Christian P. Sarason | Agile. Ocean. Science. Software.

28 February 2018

Experimenting with GitHub, Jekyll and autobuilding web pages

by Christian P. Sarason

Using github to publish a blog

I have been thinking for awhile that I should start posting some general musings on scientific visualization, renewable energy, and the application of #tech4good.

So far, however, I have been stymied by the myriad of different workflows. It seems like everyone has something to say, and there are a zillion tools.

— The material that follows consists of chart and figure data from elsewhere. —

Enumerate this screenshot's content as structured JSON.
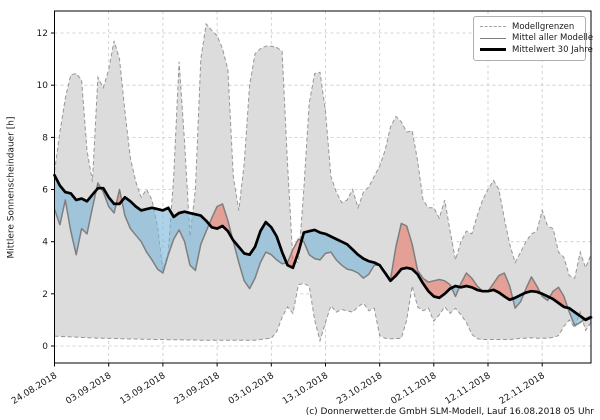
{
  "footer": "(c) Donnerwetter.de GmbH SLM-Modell, Lauf 16.08.2018 05 Uhr",
  "chart_data": {
    "type": "line",
    "title": "",
    "ylabel": "Mittlere Sonnenscheindauer [h]",
    "xlabel": "",
    "grid": true,
    "legend_position": "top-right",
    "legend": [
      "Modellgrenzen",
      "Mittel aller Modelle",
      "Mittelwert 30 Jahre"
    ],
    "y_ticks": [
      0,
      2,
      4,
      6,
      8,
      10,
      12
    ],
    "ylim": [
      -0.65,
      12.85
    ],
    "x_tick_labels": [
      "24.08.2018",
      "03.09.2018",
      "13.09.2018",
      "23.09.2018",
      "03.10.2018",
      "13.10.2018",
      "23.10.2018",
      "02.11.2018",
      "12.11.2018",
      "22.11.2018"
    ],
    "x_tick_days": [
      0,
      10,
      20,
      30,
      40,
      50,
      60,
      70,
      80,
      90
    ],
    "x_unit": "days since 24.08.2018, daily values",
    "x_days_total": 99,
    "colors": {
      "band_fill": "#dcdcdc",
      "bound_line": "#969696",
      "model_mean_line": "#7f7f7f",
      "climate_mean_line": "#000000",
      "below_fill": "rgba(120,180,215,0.60)",
      "above_fill": "rgba(235,110,95,0.55)",
      "gridline": "#c9c9c9"
    },
    "series": [
      {
        "name": "Modellgrenzen (obere Grenze)",
        "role": "model_max",
        "values": [
          6.7,
          8.2,
          9.5,
          10.4,
          10.45,
          10.2,
          7.5,
          6.3,
          10.3,
          9.9,
          10.6,
          11.7,
          11.0,
          9.0,
          7.2,
          6.3,
          5.7,
          6.0,
          5.6,
          4.6,
          2.9,
          3.6,
          6.5,
          10.9,
          7.8,
          4.2,
          6.0,
          11.0,
          12.35,
          12.1,
          11.9,
          11.4,
          10.6,
          6.5,
          5.2,
          7.0,
          10.0,
          11.2,
          11.4,
          11.5,
          11.5,
          11.45,
          11.3,
          7.0,
          3.3,
          3.2,
          6.0,
          9.3,
          10.45,
          10.5,
          9.0,
          6.5,
          5.9,
          5.5,
          5.6,
          6.0,
          5.3,
          5.9,
          6.1,
          6.5,
          6.9,
          7.5,
          8.4,
          8.8,
          8.6,
          8.2,
          8.25,
          7.1,
          5.6,
          5.3,
          5.3,
          4.9,
          5.6,
          4.4,
          3.3,
          4.0,
          4.4,
          4.3,
          5.0,
          5.6,
          6.0,
          6.35,
          6.0,
          4.9,
          3.9,
          3.2,
          3.6,
          4.0,
          4.3,
          4.4,
          5.2,
          4.6,
          4.5,
          3.6,
          3.4,
          2.7,
          2.6,
          3.6,
          3.0,
          3.5
        ]
      },
      {
        "name": "Modellgrenzen (untere Grenze)",
        "role": "model_min",
        "values": [
          0.38,
          0.37,
          0.36,
          0.35,
          0.34,
          0.33,
          0.32,
          0.31,
          0.3,
          0.3,
          0.29,
          0.29,
          0.28,
          0.28,
          0.27,
          0.27,
          0.26,
          0.26,
          0.25,
          0.25,
          0.25,
          0.24,
          0.24,
          0.24,
          0.23,
          0.23,
          0.23,
          0.22,
          0.22,
          0.22,
          0.22,
          0.22,
          0.22,
          0.22,
          0.22,
          0.22,
          0.22,
          0.22,
          0.25,
          0.28,
          0.3,
          0.55,
          1.1,
          1.5,
          1.25,
          2.35,
          2.4,
          2.3,
          1.0,
          0.2,
          0.9,
          1.55,
          1.3,
          1.4,
          1.35,
          1.3,
          1.5,
          1.65,
          1.35,
          1.45,
          0.4,
          0.3,
          0.28,
          0.28,
          0.3,
          1.0,
          2.3,
          1.5,
          1.35,
          1.45,
          0.95,
          1.2,
          1.5,
          1.25,
          1.45,
          1.2,
          0.9,
          0.45,
          0.28,
          0.25,
          0.25,
          0.25,
          0.25,
          0.25,
          0.25,
          0.27,
          0.3,
          0.3,
          0.32,
          0.3,
          0.3,
          0.3,
          0.33,
          0.4,
          0.75,
          1.0,
          0.7,
          1.3,
          0.6,
          0.9
        ]
      },
      {
        "name": "Mittel aller Modelle",
        "role": "model_mean",
        "values": [
          5.25,
          4.65,
          5.6,
          4.4,
          3.5,
          4.5,
          4.3,
          5.3,
          6.25,
          5.9,
          5.35,
          5.1,
          6.0,
          5.0,
          4.5,
          4.25,
          4.0,
          3.6,
          3.3,
          2.95,
          2.8,
          3.5,
          4.1,
          4.45,
          4.0,
          3.1,
          2.9,
          3.9,
          4.4,
          4.9,
          5.35,
          5.45,
          4.8,
          4.0,
          3.2,
          2.5,
          2.2,
          2.6,
          3.2,
          3.6,
          3.5,
          3.3,
          3.15,
          3.2,
          3.7,
          4.1,
          4.0,
          3.5,
          3.35,
          3.3,
          3.55,
          3.6,
          3.3,
          3.1,
          2.95,
          2.9,
          2.8,
          2.6,
          2.75,
          3.1,
          3.1,
          2.85,
          2.55,
          3.8,
          4.7,
          4.6,
          3.9,
          2.9,
          2.6,
          2.45,
          2.5,
          2.55,
          2.5,
          2.35,
          1.9,
          2.4,
          2.8,
          2.6,
          2.3,
          2.1,
          2.1,
          2.4,
          2.7,
          2.8,
          2.3,
          1.45,
          1.7,
          2.2,
          2.65,
          2.3,
          1.9,
          1.75,
          2.1,
          2.25,
          1.9,
          1.3,
          0.78,
          0.9,
          1.05,
          1.15
        ]
      },
      {
        "name": "Mittelwert 30 Jahre",
        "role": "climate_mean",
        "values": [
          6.55,
          6.15,
          5.9,
          5.85,
          5.6,
          5.65,
          5.55,
          5.8,
          6.05,
          6.05,
          5.7,
          5.45,
          5.45,
          5.7,
          5.55,
          5.35,
          5.2,
          5.25,
          5.3,
          5.25,
          5.2,
          5.3,
          4.95,
          5.1,
          5.15,
          5.1,
          5.05,
          5.0,
          4.8,
          4.55,
          4.5,
          4.6,
          4.4,
          4.05,
          3.8,
          3.55,
          3.5,
          3.8,
          4.4,
          4.75,
          4.55,
          4.2,
          3.6,
          3.1,
          3.0,
          3.6,
          4.35,
          4.4,
          4.45,
          4.35,
          4.3,
          4.2,
          4.1,
          4.0,
          3.9,
          3.7,
          3.5,
          3.35,
          3.25,
          3.2,
          3.1,
          2.8,
          2.5,
          2.7,
          2.95,
          3.0,
          2.95,
          2.75,
          2.4,
          2.1,
          1.9,
          1.85,
          2.0,
          2.2,
          2.3,
          2.25,
          2.3,
          2.25,
          2.15,
          2.1,
          2.1,
          2.15,
          2.05,
          1.9,
          1.77,
          1.85,
          1.95,
          2.05,
          2.1,
          2.08,
          2.0,
          1.9,
          1.8,
          1.65,
          1.5,
          1.45,
          1.3,
          1.15,
          1.0,
          1.1
        ]
      }
    ]
  }
}
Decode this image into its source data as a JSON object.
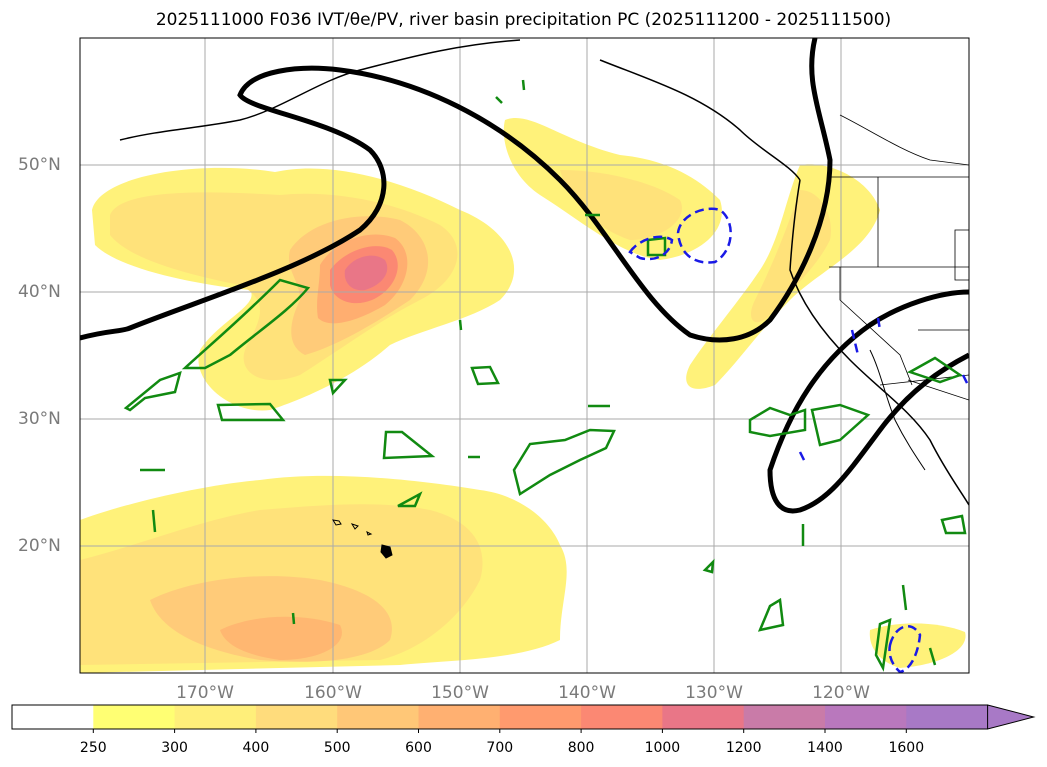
{
  "title": "2025111000 F036 IVT/θe/PV, river basin precipitation PC (2025111200 - 2025111500)",
  "map": {
    "lon_labels": [
      "170°W",
      "160°W",
      "150°W",
      "140°W",
      "130°W",
      "120°W"
    ],
    "lat_labels": [
      "50°N",
      "40°N",
      "30°N",
      "20°N"
    ],
    "lon_range": [
      -180,
      -110
    ],
    "lat_range": [
      10,
      60
    ],
    "grid": true,
    "layers": [
      "ivt-shading",
      "theta-e-contour",
      "pv-contour",
      "precip-contour",
      "coastlines",
      "state-borders"
    ]
  },
  "colorbar": {
    "tick_labels": [
      "250",
      "300",
      "400",
      "500",
      "600",
      "700",
      "800",
      "1000",
      "1200",
      "1400",
      "1600"
    ],
    "colors": [
      "#ffffff",
      "#ffff73",
      "#ffef7a",
      "#ffdc7c",
      "#ffc777",
      "#ffb071",
      "#ff9a6e",
      "#fb8873",
      "#e97687",
      "#c97ba8",
      "#b978bd",
      "#a879c6"
    ],
    "extend": "max"
  },
  "colors": {
    "theta_e_contour": "#000000",
    "precip_contour": "#118a11",
    "pv_contour": "#1a1ae6",
    "grid": "#aaaaaa"
  }
}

Should I use Wordpress? a Medium account? something else?

All of the existing solutions feel super heavy weight for simple note-taking and observations, so I decided to follow the good example of @lagerratrobe and just start writing stuff up in markdown and publishing on GitHub.

This has a few advantages that I prefer over the other systems:

  1. It is very lightweight, and Markdown is easy to take fast notes and then transfer to blog format.
  2. This gets me into GitHub, practicing some skills that have gone stale with age (version control. branches. loads of other useful features)
  3. I has the bonus of giving me something new to learn, as it is hosted in Jekyll, and is an easy first step to auto-built web content.
  4. I can run Jekyll locally to learn the ins/outs and then publish on commit, which is a good workflow to remember.

We’ll see how it goes, but for now has taken only a morning to configure and it looks to be as powerful as I really need for such a simple project. It feels very nice to be back at the commandline instead of the WordPress console (yeah, I’m sure I could use a wordpress commandline interface, but can’t really be bothered to learn that just yet!)